The Industrial and Commercial Bank of China, the nation's largest commercial lender, reported a net profit of 127.22 billion yuan in the first three quarters of 2010, up 27.2 percent from the same period in 2009.

With most of the other domestic lenders ringing in healthy numbers during the same period, it is evident that the domestic lenders are on a strong perch, despite the recent regulations aimed at curbing lending to prevent asset bubbles from forming.

China's new lending reached a record high of 9.59 trillion yuan in 2009 as the government unveiled a series of steps to prevent the economy from heading into a slowdown.

"They (foreign banks) have not benefited from the surge in lending created by the government's stimulus plan. Domestic banks, in contrast, substantially increased their lending, which is one of the reasons why, for the first time, respondents cited the rise of competition from domestic banks as the biggest challenge they faced," PwC reports.

"Financing of domestic enterprises, notably construction and property and some infrastructure, remains with domestic banks and will not change in the near future," says Alistair Milne, reader in banking at the Cass Business School.

The late opening up of the Chinese financial markets and restrictions on the number of outlets that foreign lenders could have also acted as speed breakers for European lenders.

"The fierce competition is natural for such a fast-growing market. Chinese banks obviously have a huge advantage due to their size and number of outlets," says Fredrik Hahnel, general manager of Nordic bank SEB's Shanghai branch.

"I believe that the figure will go up, but certainly not as fast as foreign banks would want."

Li at RBS says Chinese banks have a strong competitive edge in terms of the huge customer base they enjoy against which they can leverage their product offerings. "This will increase their market share and leave only a small share for foreign banks".

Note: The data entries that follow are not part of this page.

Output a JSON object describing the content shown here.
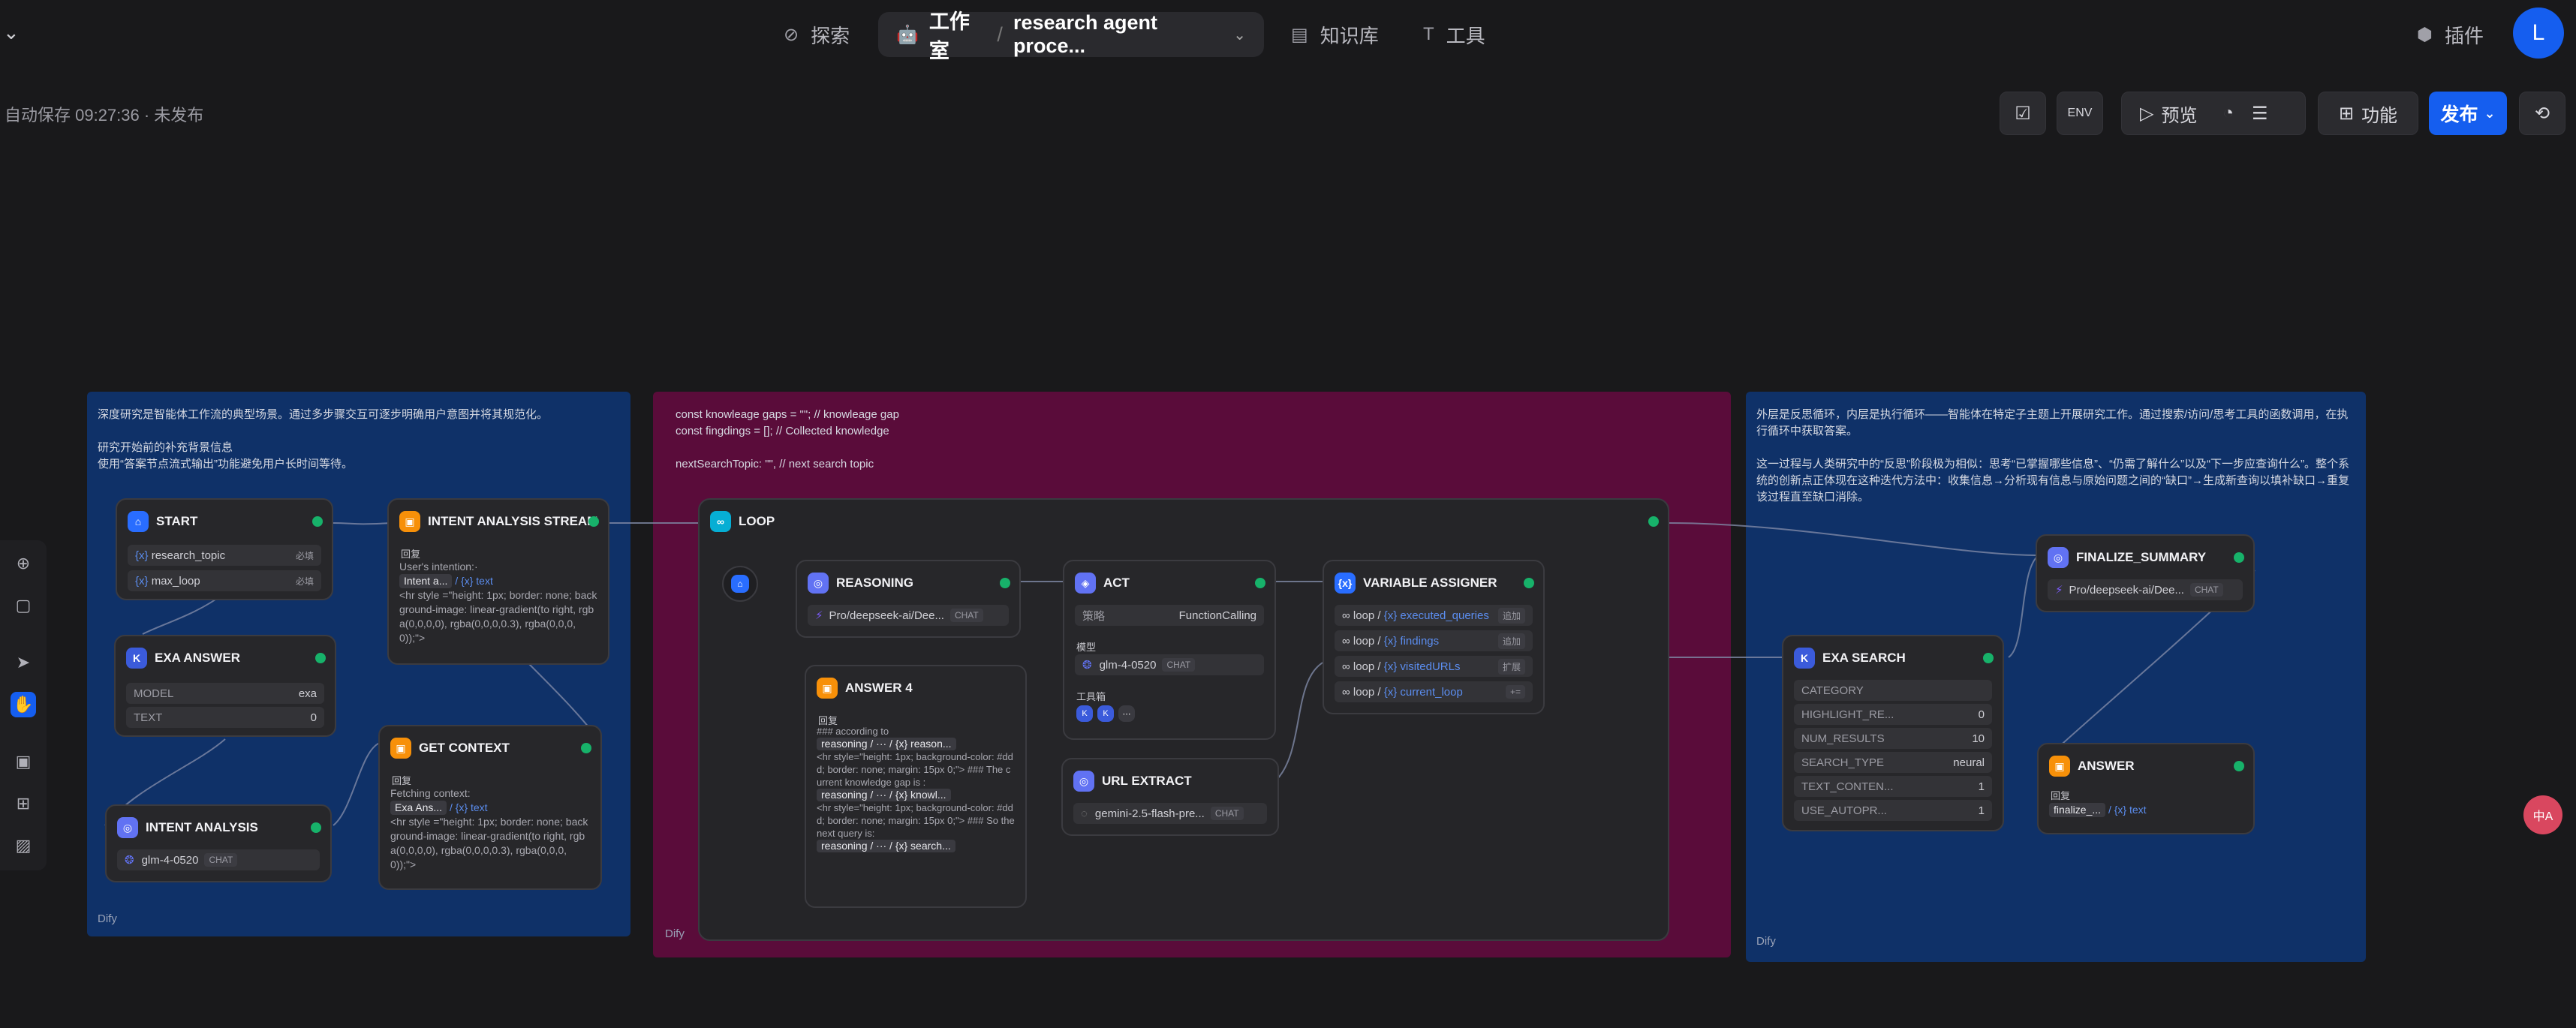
{
  "topbar": {
    "nav_explore": "探索",
    "studio": "工作室",
    "app_name": "research agent proce...",
    "nav_knowledge": "知识库",
    "nav_tools": "工具",
    "plugins": "插件",
    "avatar_initial": "L"
  },
  "toolbar": {
    "autosave": "自动保存 09:27:36 · 未发布",
    "preview": "预览",
    "features": "功能",
    "publish": "发布"
  },
  "frames": {
    "left_note": "深度研究是智能体工作流的典型场景。通过多步骤交互可逐步明确用户意图并将其规范化。\n\n研究开始前的补充背景信息\n使用“答案节点流式输出”功能避免用户长时间等待。",
    "middle_note": "const knowleage gaps = \"\";       // knowleage gap\nconst fingdings = [];       // Collected knowledge\n\nnextSearchTopic: \"\",         // next search topic",
    "right_note": "外层是反思循环，内层是执行循环——智能体在特定子主题上开展研究工作。通过搜索/访问/思考工具的函数调用，在执行循环中获取答案。\n\n这一过程与人类研究中的“反思”阶段极为相似：思考“已掌握哪些信息”、“仍需了解什么”以及“下一步应查询什么”。整个系统的创新点正体现在这种迭代方法中：收集信息→分析现有信息与原始问题之间的“缺口”→生成新查询以填补缺口→重复该过程直至缺口消除。",
    "brand": "Dify"
  },
  "nodes": {
    "start": {
      "title": "START",
      "var1": "research_topic",
      "var2": "max_loop",
      "req": "必填"
    },
    "exa_answer": {
      "title": "EXA ANSWER",
      "k1": "MODEL",
      "v1": "exa",
      "k2": "TEXT",
      "v2": "0"
    },
    "intent_analysis": {
      "title": "INTENT ANALYSIS",
      "model": "glm-4-0520",
      "mode": "CHAT"
    },
    "intent_stream": {
      "title": "INTENT ANALYSIS STREAM",
      "label": "回复",
      "text1": "User's intention:·",
      "chip": "Intent a...",
      "var": "/ {x} text",
      "text2": "<hr style =\"height: 1px; border: none; background-image: linear-gradient(to right, rgba(0,0,0,0), rgba(0,0,0,0.3), rgba(0,0,0,0));\">"
    },
    "get_context": {
      "title": "GET CONTEXT",
      "label": "回复",
      "text1": "Fetching context:",
      "chip": "Exa Ans...",
      "var": "/ {x} text",
      "text2": "<hr style =\"height: 1px; border: none; background-image: linear-gradient(to right, rgba(0,0,0,0), rgba(0,0,0,0.3), rgba(0,0,0,0));\">"
    },
    "loop": {
      "title": "LOOP"
    },
    "reasoning": {
      "title": "REASONING",
      "model": "Pro/deepseek-ai/Dee...",
      "mode": "CHAT"
    },
    "answer4": {
      "title": "ANSWER 4",
      "label": "回复",
      "t1": "### according to",
      "c1": "reasoning / ··· / {x} reason...",
      "t2": "<hr style=\"height: 1px; background-color: #ddd; border: none; margin: 15px 0;\"> ### The current knowledge gap is :",
      "c2": "reasoning / ··· / {x} knowl...",
      "t3": "<hr style=\"height: 1px; background-color: #ddd; border: none; margin: 15px 0;\"> ### So the next query is:",
      "c3": "reasoning / ··· / {x} search..."
    },
    "act": {
      "title": "ACT",
      "strategy_k": "策略",
      "strategy_v": "FunctionCalling",
      "model_label": "模型",
      "model": "glm-4-0520",
      "mode": "CHAT",
      "tools_label": "工具箱"
    },
    "url_extract": {
      "title": "URL EXTRACT",
      "model": "gemini-2.5-flash-pre...",
      "mode": "CHAT"
    },
    "var_assigner": {
      "title": "VARIABLE ASSIGNER",
      "rows": [
        {
          "p": "loop /",
          "v": "{x} executed_queries",
          "op": "追加"
        },
        {
          "p": "loop /",
          "v": "{x} findings",
          "op": "追加"
        },
        {
          "p": "loop /",
          "v": "{x} visitedURLs",
          "op": "扩展"
        },
        {
          "p": "loop /",
          "v": "{x} current_loop",
          "op": "+="
        }
      ]
    },
    "exa_search": {
      "title": "EXA SEARCH",
      "rows": [
        {
          "k": "CATEGORY",
          "v": ""
        },
        {
          "k": "HIGHLIGHT_RE...",
          "v": "0"
        },
        {
          "k": "NUM_RESULTS",
          "v": "10"
        },
        {
          "k": "SEARCH_TYPE",
          "v": "neural"
        },
        {
          "k": "TEXT_CONTEN...",
          "v": "1"
        },
        {
          "k": "USE_AUTOPR...",
          "v": "1"
        }
      ]
    },
    "finalize": {
      "title": "FINALIZE_SUMMARY",
      "model": "Pro/deepseek-ai/Dee...",
      "mode": "CHAT"
    },
    "answer": {
      "title": "ANSWER",
      "label": "回复",
      "chip": "finalize_...",
      "var": "/ {x} text"
    }
  },
  "colors": {
    "accent": "#155eef",
    "ok": "#17b26a",
    "frame_blue": "#0f3168",
    "frame_magenta": "#5a0c3a"
  }
}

"As China has opened up its banking system, the CBRC has sought to follow and adopt the best practices of banking supervision from developed countries. In the current global climate, banks are likely to see a trend toward more constraints rather than deregulation. The implications will be felt strongly by foreign banks," KPMG says in its report.

Despite such obstacles, foreign banks are still bullish on the Chinese market as the pace of recovery in their home markets remains uncertain. The recent debt crisis in Ireland has affected several European banks such as RBS, HSBC, BNP Paribas and Societe Generale.